Les élections sont venues mettre un terme à cette période d’effervescence. D’une part parce que la solidarité des associations étudiantes qui faisaient front commun contre Charest renfermait des conceptions stratégiques mais surtout politiques différentes qui se révèlent aujourd’hui avec le départ des libéraux et l’arrivée du PQ. D’autre part le mouvement étudiant a élevé la lutte au niveau maximum possible à l’intérieur de leurs propres forces. La lutte sociale amorcée par le mouvement étudiant surtout à l’initiative de la CLASSE devait, pour déboucher sur une perspective unitaire de lutte contre l’austérité, compter sur l’apport des forces syndicales. Cette jonction des luttes n’a pas eu lieu. Les directions des centrales ont plutôt joué le rôle d’entremetteurs avec le gouvernement, ils ont refusé l’occasion d’élargir la lutte.
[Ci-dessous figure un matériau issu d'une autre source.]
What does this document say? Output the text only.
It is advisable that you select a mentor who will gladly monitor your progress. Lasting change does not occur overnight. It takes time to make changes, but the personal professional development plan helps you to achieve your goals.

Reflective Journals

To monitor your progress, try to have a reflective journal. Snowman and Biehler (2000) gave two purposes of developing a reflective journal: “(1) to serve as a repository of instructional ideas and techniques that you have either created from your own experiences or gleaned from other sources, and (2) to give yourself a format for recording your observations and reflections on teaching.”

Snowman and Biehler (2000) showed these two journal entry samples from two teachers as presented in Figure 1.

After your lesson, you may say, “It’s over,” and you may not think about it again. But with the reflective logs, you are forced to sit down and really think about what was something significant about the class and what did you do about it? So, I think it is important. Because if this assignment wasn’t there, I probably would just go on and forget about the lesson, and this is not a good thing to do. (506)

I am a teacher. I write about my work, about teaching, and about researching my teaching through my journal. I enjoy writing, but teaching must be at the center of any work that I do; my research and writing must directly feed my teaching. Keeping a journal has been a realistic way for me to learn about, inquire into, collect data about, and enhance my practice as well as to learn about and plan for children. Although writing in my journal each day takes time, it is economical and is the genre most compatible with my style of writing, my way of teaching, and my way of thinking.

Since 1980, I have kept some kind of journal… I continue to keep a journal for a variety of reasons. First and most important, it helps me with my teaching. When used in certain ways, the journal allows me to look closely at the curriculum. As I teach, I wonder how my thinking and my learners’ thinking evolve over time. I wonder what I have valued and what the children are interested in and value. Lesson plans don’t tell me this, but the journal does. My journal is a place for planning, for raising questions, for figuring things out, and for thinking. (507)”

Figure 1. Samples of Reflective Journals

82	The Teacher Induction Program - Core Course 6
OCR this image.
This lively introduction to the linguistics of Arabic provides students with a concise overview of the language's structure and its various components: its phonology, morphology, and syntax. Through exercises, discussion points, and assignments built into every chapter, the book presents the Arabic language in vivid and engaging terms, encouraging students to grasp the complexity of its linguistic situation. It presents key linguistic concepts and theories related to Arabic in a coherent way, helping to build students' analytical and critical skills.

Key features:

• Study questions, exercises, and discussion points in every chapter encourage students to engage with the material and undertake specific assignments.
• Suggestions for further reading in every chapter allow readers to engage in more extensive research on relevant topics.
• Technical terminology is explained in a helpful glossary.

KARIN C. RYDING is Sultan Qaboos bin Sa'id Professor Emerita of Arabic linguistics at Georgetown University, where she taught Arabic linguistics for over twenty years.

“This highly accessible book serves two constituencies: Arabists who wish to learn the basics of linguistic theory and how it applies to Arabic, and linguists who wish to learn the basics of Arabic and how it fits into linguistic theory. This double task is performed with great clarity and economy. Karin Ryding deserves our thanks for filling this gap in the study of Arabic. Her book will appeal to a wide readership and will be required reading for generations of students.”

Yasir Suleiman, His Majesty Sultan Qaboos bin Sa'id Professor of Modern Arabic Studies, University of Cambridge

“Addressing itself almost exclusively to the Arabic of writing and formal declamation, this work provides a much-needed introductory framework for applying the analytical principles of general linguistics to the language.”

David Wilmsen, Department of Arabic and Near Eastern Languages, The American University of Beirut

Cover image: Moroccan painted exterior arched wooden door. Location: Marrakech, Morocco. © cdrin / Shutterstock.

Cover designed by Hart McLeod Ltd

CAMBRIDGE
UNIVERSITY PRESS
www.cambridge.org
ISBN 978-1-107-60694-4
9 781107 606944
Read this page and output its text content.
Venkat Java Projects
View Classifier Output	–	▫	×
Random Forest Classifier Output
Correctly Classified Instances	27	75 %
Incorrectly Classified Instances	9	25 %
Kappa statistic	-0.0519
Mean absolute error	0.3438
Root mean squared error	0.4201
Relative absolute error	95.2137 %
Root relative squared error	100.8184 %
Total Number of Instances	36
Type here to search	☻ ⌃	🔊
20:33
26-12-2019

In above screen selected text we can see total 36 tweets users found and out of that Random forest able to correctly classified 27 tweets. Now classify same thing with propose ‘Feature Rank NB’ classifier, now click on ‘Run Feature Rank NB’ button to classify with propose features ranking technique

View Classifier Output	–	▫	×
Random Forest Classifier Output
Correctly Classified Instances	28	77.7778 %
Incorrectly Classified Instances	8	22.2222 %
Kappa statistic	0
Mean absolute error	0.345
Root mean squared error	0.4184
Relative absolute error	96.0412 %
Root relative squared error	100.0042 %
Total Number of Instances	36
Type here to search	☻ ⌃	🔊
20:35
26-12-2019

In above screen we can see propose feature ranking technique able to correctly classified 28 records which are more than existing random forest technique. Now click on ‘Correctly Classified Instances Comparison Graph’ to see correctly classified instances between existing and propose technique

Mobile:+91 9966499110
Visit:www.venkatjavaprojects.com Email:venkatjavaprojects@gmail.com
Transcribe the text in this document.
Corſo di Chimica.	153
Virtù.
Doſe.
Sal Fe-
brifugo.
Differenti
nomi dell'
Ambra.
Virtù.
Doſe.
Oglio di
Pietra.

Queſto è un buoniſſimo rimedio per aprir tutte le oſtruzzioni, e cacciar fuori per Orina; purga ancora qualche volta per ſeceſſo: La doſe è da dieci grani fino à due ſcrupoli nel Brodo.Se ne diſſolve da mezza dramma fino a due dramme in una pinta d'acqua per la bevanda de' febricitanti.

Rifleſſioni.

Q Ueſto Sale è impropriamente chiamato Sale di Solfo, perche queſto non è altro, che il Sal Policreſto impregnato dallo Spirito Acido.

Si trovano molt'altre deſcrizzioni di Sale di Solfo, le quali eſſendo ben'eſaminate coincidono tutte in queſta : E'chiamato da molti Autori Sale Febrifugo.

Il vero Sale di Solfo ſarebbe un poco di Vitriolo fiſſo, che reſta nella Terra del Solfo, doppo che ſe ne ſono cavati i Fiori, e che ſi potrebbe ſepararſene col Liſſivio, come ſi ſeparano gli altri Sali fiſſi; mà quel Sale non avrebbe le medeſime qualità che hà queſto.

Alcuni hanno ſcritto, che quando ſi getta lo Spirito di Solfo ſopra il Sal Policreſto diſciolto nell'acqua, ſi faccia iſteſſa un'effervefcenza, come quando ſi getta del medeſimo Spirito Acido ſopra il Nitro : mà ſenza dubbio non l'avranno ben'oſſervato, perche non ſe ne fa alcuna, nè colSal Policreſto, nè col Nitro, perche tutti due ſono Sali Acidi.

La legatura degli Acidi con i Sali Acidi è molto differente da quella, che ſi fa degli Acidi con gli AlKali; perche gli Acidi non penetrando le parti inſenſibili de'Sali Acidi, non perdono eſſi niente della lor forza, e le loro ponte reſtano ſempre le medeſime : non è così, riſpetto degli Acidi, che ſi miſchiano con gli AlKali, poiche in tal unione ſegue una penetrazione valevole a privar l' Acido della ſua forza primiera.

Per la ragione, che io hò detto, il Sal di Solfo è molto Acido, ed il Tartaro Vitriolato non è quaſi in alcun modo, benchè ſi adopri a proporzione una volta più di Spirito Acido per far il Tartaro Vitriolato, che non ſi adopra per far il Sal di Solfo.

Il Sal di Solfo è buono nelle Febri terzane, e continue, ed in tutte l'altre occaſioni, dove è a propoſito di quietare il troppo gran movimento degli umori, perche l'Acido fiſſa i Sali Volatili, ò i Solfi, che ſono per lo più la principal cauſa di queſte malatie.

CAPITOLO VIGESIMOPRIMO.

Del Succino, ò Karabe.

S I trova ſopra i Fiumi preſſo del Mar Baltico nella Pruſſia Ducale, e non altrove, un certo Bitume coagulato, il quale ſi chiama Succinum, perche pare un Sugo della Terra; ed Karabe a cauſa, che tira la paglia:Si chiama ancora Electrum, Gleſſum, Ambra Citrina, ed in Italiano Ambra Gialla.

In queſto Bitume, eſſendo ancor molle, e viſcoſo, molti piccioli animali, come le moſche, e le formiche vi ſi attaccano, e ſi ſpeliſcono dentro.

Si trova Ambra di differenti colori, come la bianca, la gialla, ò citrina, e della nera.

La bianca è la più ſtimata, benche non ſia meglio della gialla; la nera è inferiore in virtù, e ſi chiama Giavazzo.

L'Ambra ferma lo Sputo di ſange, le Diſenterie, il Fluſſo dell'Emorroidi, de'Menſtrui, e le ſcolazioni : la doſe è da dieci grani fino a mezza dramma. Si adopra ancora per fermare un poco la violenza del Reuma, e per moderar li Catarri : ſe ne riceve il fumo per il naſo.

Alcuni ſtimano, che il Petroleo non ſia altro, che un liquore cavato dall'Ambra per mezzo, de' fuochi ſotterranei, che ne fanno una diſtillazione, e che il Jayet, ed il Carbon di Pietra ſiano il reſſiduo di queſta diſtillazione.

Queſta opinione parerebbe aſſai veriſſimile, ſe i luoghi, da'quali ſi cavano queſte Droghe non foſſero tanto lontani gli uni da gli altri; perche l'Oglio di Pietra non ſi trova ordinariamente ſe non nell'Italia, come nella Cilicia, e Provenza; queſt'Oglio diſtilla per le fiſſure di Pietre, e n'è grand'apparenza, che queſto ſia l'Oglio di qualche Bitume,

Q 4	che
Après plus de 6 mois de grève contre la hausse des droits de scolarité la présidente de la FEUQ, Martine Desjardins, voit dans l’annulation de la hausse par le PQ la fin d’un long conflit. La chute du gouvernement Charest, particulièrement dans une période de mobilisation intense, impose pour l’instant au PQ un changement dans la façon de dresser ses priorités. Mais Pauline Marois annonce déjà qu’elle défendra l’indexation des frais de scolarité lors du sommet sur l’enseignement supérieur. Pierre Duchesne aura semble-t-il beaucoup plus le mandat de faire passer la pilule que de jeter les bases d’une réelle réflexion sociale dans laquelle s’insère l’éducation. Dès lors le débat sur le financement de l’enseignement supérieur risque d’être circonscrit aux ressources internes du milieu universitaire, vidant la question des frais de scolarité de leur essence. Comment alors placer en parallèle la gratuité scolaire, et la gratuité minière, comme disait le slogan. Pour abattre le mur de résistance de la droite qui s’est érigé tout au long de la lutte étudiante et qui à l’évidence continuera de tout mettre en œuvre pour dénigrer leurs revendications, il faut éviter l’isolement et persister dans l’élargissement du débat à l’ensemble des questions sociales.
Nicolas Marceau annonçait déjà après son élection, son intention de maintenir un budget équilibré en agissant comme l’avait fait le PQ à la fin des années ’90. On se souviendra bien sûr du déficit zéro et des coupures drastiques en santé et en éducation effectuées par le gouvernement Bouchard en 1999. Si dans un contexte de lutte intense voire historique, le PQ a aboli la loi 12 (qui devenait caduque en mars 2013) et se devait d’annuler l’augmentation prévue des frais de scolarité, on sent très bien de quel côté le vent tournera en l’absence de mobilisation.
Sans réel débat sur les fondements sociaux de la gratuité scolaire, qui seul peut créer un rapport de force, le sommet sur l’enseignement supérieur servira d’exercice pour justifier l’indexation, laquelle cèdera peu à peu la place, le temps que la tempête se calme, à une augmentation.